Back in July 2014 fifty countries ratified an agreement drawn up by the OECD Council to introduce a global, standardised system of sharing financial information and reporting financial activities between governments and financial institutions. The aim was to increase transparency and reduce tax fraud and evasion. This agreement spawned the Common Reporting Standard (CRS) which was introduced in 2016 to facilitate the automatic exchange of information.
You may not have heard of the CRS but if you have assets in a country other than where you live then the chances are that your information is being shared. In Asia China, Hong Kong, Malaysia, Singapore, Indonesia, Japan and Korea are already participating, as are all the other G20 countries with the exception of the US, which has its own FATCA mechanism, introduced in 2014 and believed by some to be a catalyst for the introduction of CRS. The full list of participating countries can be found on the OECD website here.
In actual fact, just because a country has signed up to CRS doesn’t mean automatic exchange of information occurs because there is no universal agreement and countries are not obliged to cooperate with all other signatories. Instead, individual countries must create their own bilateral CRS agreements with other signatories, in a similar vein to individual double taxation agreements between countries. So while countries such as France and Germany are pursuing exchange agreements with all participating jurisdictions, others are not. Switzerland, for example has opted to limit agreements to its most important trading partners.
What does it mean for you? Well, if you are a law abiding citizen who declares and pays taxes as you should in all jurisdictions where you have assets then not much. However if you live or have assets in participating jurisdictions then automatic exchange of information will apply to your current and savings accounts, deposits, foundations and trusts accounts, company accounts with predominantly passive income, debt securities and obligations and equity investments disguised as insurance.
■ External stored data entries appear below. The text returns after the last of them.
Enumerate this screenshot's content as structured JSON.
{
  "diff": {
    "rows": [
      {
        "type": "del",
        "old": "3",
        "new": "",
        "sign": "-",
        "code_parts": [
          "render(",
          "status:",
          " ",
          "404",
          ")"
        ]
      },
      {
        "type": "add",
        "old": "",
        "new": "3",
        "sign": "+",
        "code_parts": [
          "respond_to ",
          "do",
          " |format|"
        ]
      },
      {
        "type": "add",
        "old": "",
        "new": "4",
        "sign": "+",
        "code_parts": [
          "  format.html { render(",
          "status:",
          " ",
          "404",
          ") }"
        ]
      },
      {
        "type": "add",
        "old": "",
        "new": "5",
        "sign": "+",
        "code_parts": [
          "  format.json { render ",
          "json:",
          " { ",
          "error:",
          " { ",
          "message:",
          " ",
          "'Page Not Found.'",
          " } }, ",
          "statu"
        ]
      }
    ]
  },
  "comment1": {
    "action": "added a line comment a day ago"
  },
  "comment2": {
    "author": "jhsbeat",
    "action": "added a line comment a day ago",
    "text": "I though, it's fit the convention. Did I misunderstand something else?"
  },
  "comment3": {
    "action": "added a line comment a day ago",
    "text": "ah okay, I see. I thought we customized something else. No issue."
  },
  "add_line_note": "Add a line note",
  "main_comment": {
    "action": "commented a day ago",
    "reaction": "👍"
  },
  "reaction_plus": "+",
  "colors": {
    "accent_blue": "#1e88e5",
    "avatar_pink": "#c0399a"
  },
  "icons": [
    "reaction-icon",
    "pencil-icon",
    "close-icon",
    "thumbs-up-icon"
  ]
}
Accounts which the OECD deem to be a low risk of tax fraud currently remain outside the CRS and these include private pension insurance, life insurance, retirement equity investments with tax advantages and company accounts with active income.
You may have been contacted by banks and other financial institutions asking you to clarify where you are tax resident and this is as a result of CRS. If you are tax resident in another country from where you hold assets local tax authorities will be informed enabling them in turn to share financial information with the tax authorities of those countries.
Depending on the bilateral agreements in place, banks and other financial organisations will be required to report the following information on accounts held on an annual basis:
• Name, address, and Taxpayer Identification Number (TIN) of each account holder
• Account number and account balance or value at year end
• Gross dividends, interest, rents, royalties, salaries, wages, annuities, licensing fees, gains and profits and other income paid or credited to the account
• Any gross proceeds from the sale or disposition of assets of a type that can produce interest, dividends or capital gains
• Income from certain insurance products
If you are hoping to evade tax there are still countries where you can ‘hide’ investments but the risks of putting your money into countries such as Syria, Liberia, Gambia, Cuba or Iraq may outweigh the benefits! In any case, it’s not something we would ever advise our clients to do.